New Products/Services
New product launches in the LabQuest lab instrumentation line are expected to be a primary driver for future revenue growth.
Market Expansion
The company is targeting geographic expansion through its export network, which currently serves diverse scientific needs globally.
External Factors
Industry Trends
The industry is seeing growth in pharmaceutical and medical research segments. Regulatory frameworks are frequently revised, requiring constant operational adjustments and proactive compliance planning.
Competitive Landscape
The company competes in a global market serving diverse scientific needs across industries, requiring constant innovation in lab instrumentation.
Competitive Moat
Moat is built on the strong 'Borosil' brand legacy, specialized expertise in pharmaceutical-grade glass, and a robust global distribution network.
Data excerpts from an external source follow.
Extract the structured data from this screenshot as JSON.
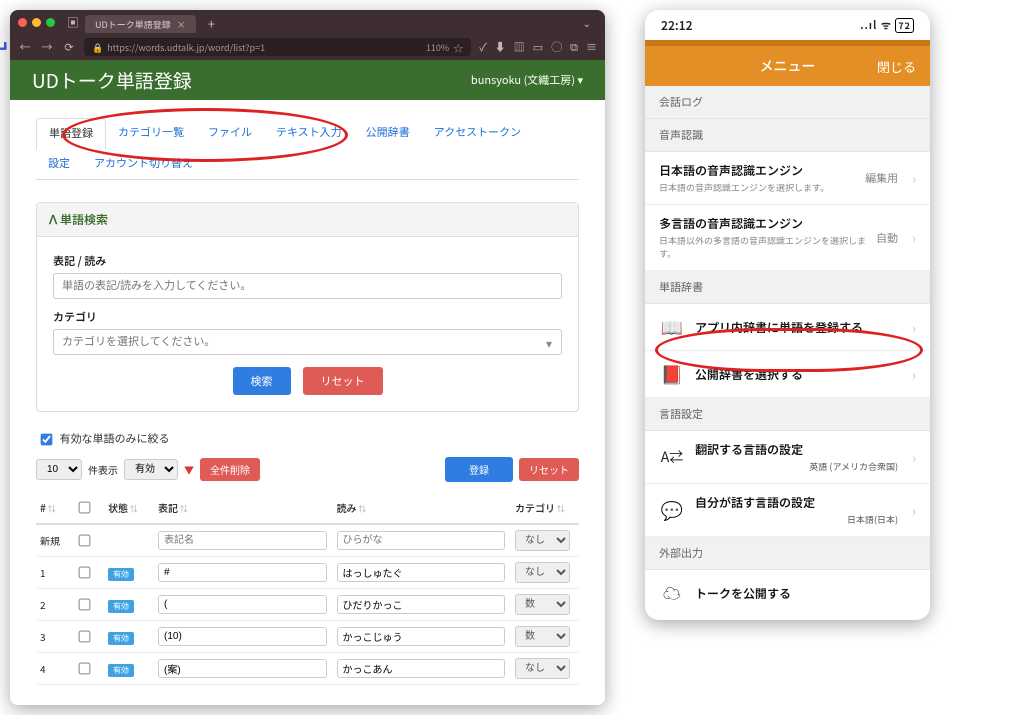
{
  "browser": {
    "tab_title": "UDトーク単語登録",
    "url": "https://words.udtalk.jp/word/list?p=1",
    "zoom": "110%",
    "banner_title": "UDトーク単語登録",
    "user_label": "bunsyoku (文織工房) ▾",
    "nav": {
      "word_reg": "単語登録",
      "categories": "カテゴリ一覧",
      "file": "ファイル",
      "text_input": "テキスト入力",
      "public_dict": "公開辞書",
      "access_token": "アクセストークン",
      "settings": "設定",
      "switch_account": "アカウント切り替え"
    },
    "search_panel": {
      "header": "単語検索",
      "label_notation": "表記 / 読み",
      "ph_notation": "単語の表記/読みを入力してください。",
      "label_category": "カテゴリ",
      "ph_category": "カテゴリを選択してください。",
      "btn_search": "検索",
      "btn_reset": "リセット"
    },
    "filter_valid": "有効な単語のみに絞る",
    "tbl": {
      "perpage": "10",
      "perpage_label": "件表示",
      "validity": "有効",
      "btn_delete_all": "全件削除",
      "btn_register": "登録",
      "btn_reset": "リセット",
      "cols": {
        "idx": "#",
        "state": "状態",
        "notation": "表記",
        "reading": "読み",
        "category": "カテゴリ"
      },
      "new_label": "新規",
      "ph_notation": "表記名",
      "ph_reading": "ひらがな",
      "cat_none": "なし",
      "cat_number": "数",
      "badge_valid": "有効",
      "rows": [
        {
          "n": "1",
          "notation": "#",
          "reading": "はっしゅたぐ",
          "cat": "なし"
        },
        {
          "n": "2",
          "notation": "(",
          "reading": "ひだりかっこ",
          "cat": "数"
        },
        {
          "n": "3",
          "notation": "(10)",
          "reading": "かっこじゅう",
          "cat": "数"
        },
        {
          "n": "4",
          "notation": "(案)",
          "reading": "かっこあん",
          "cat": "なし"
        }
      ]
    }
  },
  "phone": {
    "time": "22:12",
    "signal": "..ıl",
    "wifi": "ᯤ",
    "battery": "72",
    "menu_title": "メニュー",
    "close": "閉じる",
    "sec_log": "会話ログ",
    "sec_asr": "音声認識",
    "asr_jp_title": "日本語の音声認識エンジン",
    "asr_jp_sub": "日本語の音声認識エンジンを選択します。",
    "asr_jp_right": "編集用",
    "asr_multi_title": "多言語の音声認識エンジン",
    "asr_multi_sub": "日本語以外の多言語の音声認識エンジンを選択します。",
    "asr_multi_right": "自動",
    "sec_dict": "単語辞書",
    "dict_register": "アプリ内辞書に単語を登録する",
    "dict_select": "公開辞書を選択する",
    "sec_lang": "言語設定",
    "lang_trans_title": "翻訳する言語の設定",
    "lang_trans_right": "英語 (アメリカ合衆国)",
    "lang_speak_title": "自分が話す言語の設定",
    "lang_speak_right": "日本語(日本)",
    "sec_output": "外部出力",
    "output_row": "トークを公開する"
  }
}
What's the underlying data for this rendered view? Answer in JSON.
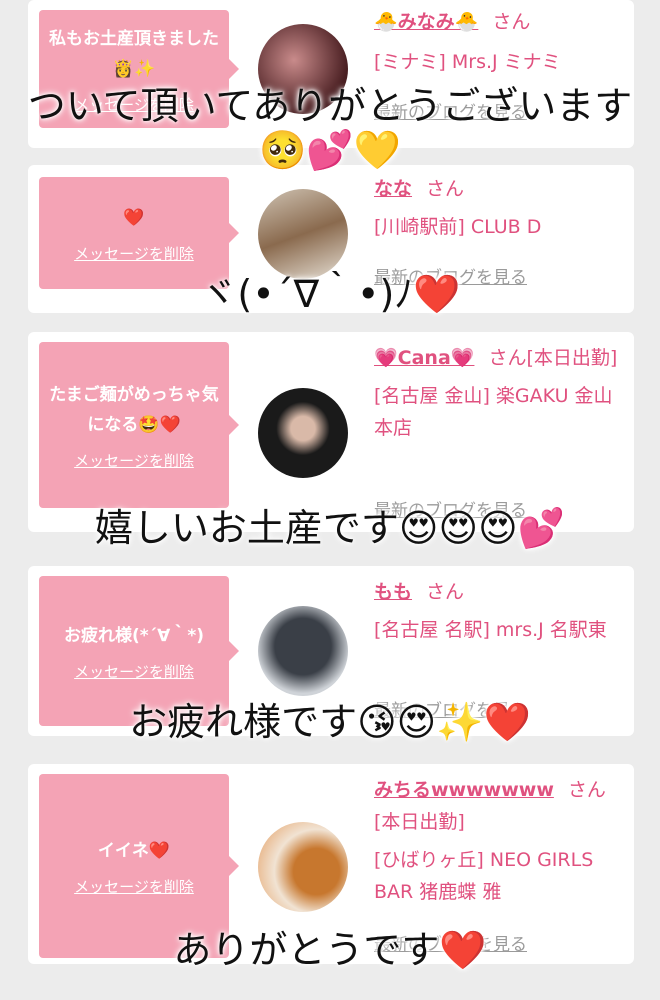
{
  "cards": [
    {
      "message": "私もお土産頂きました👸✨",
      "delete_label": "メッセージを削除",
      "name": "🐣みなみ🐣",
      "san": "さん",
      "shop": "[ミナミ] Mrs.J ミナミ",
      "blog": "最新のブログを見る"
    },
    {
      "message": "❤️",
      "delete_label": "メッセージを削除",
      "name": "なな",
      "san": "さん",
      "shop": "[川崎駅前] CLUB D",
      "blog": "最新のブログを見る"
    },
    {
      "message": "たまご麺がめっちゃ気になる🤩❤️",
      "delete_label": "メッセージを削除",
      "name": "💗Cana💗",
      "san": "さん[本日出勤]",
      "shop": "[名古屋 金山] 楽GAKU 金山本店",
      "blog": "最新のブログを見る"
    },
    {
      "message": "お疲れ様(*´∀｀*)",
      "delete_label": "メッセージを削除",
      "name": "もも",
      "san": "さん",
      "shop": "[名古屋 名駅] mrs.J 名駅東",
      "blog": "最新のブログを見る"
    },
    {
      "message": "イイネ❤️",
      "delete_label": "メッセージを削除",
      "name": "みちるwwwwwww",
      "san": "さん[本日出勤]",
      "shop": "[ひばりヶ丘] NEO GIRLS BAR 猪鹿蝶 雅",
      "blog": "最新のブログを見る"
    }
  ],
  "overlays": [
    "ついて頂いてありがとうございます🥺💕💛",
    "ヾ(•´∇｀•)ﾉ❤️",
    "嬉しいお土産です😍😍😍💕",
    "お疲れ様です😘😍✨❤️",
    "ありがとうです❤️"
  ],
  "colors": {
    "accent": "#e0517f",
    "bubble": "#f4a3b5",
    "background": "#ececec"
  }
}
These are sustainable due to high switching costs in regulated pharma environments.
Macro Economic Sensitivity
Sensitive to GDP trends, geopolitical events, and domestic regulations which impact demand and compliance burdens.
Consumer Behavior
Demand is driven by the increasing research and development needs of the pharmaceutical and medical sectors.
Geopolitical Risks
Geopolitical instability or adverse policy changes may impact demand, costs, and stock valuation.
Regulatory & Governance
Industry Regulations
Operations are subject to evolving regulatory frameworks and manufacturing standards for pharmaceutical packaging and laboratory equipment.
Taxation Policy Impact
Current tax liabilities stood at INR 0.86 Cr as of September 30, 2025.
Legal Contingencies
The company recorded an exceptional expenditure of INR 6.61 Cr in H1 FY26 related to a settlement with workers represented by a trade union under the Trade Union's Act, 1926.
Risk Analysis
Key Uncertainties
Key risks include raw material price volatility (35.8% of revenue) and foreign exchange fluctuations (15% of revenue) without a formal hedging policy.
Geographic Concentration Risk
85% of revenue is concentrated in the domestic Indian market.
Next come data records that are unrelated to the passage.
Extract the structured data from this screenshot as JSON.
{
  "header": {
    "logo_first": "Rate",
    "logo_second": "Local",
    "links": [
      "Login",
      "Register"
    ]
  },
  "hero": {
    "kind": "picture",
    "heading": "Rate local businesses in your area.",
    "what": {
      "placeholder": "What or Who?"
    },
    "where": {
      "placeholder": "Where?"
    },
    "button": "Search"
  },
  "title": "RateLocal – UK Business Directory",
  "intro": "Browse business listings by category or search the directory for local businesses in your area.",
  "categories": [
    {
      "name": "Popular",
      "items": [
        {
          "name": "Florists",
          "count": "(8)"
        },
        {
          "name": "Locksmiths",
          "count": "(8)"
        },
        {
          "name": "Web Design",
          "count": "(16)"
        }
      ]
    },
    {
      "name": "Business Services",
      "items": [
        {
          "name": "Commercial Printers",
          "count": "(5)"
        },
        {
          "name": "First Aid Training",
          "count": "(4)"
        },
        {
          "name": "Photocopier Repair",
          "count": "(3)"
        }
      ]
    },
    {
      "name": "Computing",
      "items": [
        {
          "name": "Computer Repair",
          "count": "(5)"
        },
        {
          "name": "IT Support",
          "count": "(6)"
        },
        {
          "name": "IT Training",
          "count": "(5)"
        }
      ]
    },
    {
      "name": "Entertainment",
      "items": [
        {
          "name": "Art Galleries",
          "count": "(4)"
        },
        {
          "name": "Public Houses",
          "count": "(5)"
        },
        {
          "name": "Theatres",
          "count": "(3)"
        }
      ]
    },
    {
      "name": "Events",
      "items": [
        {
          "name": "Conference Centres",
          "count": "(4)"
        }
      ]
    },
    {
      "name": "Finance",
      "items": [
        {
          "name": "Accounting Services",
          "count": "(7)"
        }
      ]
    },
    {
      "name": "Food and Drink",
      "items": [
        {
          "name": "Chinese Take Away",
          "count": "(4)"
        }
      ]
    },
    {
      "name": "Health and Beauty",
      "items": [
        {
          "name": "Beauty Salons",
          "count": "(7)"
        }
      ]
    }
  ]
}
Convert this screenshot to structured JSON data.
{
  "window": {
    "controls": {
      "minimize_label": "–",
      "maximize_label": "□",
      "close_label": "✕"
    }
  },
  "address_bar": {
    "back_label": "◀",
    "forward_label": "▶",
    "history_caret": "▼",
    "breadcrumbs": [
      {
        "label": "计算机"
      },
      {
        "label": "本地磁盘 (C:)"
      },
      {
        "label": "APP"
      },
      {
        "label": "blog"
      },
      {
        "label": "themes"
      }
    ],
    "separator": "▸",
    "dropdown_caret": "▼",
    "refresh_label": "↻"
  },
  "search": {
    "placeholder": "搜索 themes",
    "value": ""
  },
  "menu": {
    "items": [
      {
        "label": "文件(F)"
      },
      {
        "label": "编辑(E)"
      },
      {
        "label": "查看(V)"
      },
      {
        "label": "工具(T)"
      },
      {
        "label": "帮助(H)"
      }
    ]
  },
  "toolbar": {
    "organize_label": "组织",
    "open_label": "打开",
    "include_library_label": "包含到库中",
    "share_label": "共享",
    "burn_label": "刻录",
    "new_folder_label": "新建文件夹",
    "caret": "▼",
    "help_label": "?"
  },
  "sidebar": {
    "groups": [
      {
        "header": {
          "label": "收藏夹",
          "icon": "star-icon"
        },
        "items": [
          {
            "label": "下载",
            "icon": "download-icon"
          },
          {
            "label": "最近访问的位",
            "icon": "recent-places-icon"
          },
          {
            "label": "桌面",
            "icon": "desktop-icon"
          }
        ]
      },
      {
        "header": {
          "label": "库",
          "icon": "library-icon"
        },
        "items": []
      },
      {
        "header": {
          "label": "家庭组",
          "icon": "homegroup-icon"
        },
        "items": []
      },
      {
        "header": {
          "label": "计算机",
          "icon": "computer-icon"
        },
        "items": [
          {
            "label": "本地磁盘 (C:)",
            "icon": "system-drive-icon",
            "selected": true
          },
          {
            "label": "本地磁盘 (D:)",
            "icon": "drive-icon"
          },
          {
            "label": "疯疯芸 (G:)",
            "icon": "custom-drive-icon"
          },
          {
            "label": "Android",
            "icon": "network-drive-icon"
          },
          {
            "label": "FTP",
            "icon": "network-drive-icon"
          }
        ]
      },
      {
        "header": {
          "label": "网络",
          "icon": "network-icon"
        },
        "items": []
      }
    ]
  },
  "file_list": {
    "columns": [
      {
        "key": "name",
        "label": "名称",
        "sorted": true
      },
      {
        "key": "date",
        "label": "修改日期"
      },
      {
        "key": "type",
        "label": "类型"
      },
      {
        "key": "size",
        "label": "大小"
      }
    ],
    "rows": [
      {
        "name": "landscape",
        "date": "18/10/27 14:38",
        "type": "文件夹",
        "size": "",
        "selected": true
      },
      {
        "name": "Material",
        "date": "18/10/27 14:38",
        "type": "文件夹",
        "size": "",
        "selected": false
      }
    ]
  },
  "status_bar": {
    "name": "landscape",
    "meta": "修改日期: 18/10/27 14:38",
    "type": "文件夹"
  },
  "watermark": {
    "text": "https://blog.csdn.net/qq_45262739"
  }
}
Technology Obsolescence Risk
The lab instrumentation segment (LabQuest) faces risks of technology obsolescence, requiring continuous R&D and new product launches.
Credit & Counterparty Risk
Debtors turnover was 6.75x in FY25. The company reversed a provision for doubtful advances of INR 0.05 Cr in H1 FY26, indicating stable receivables quality.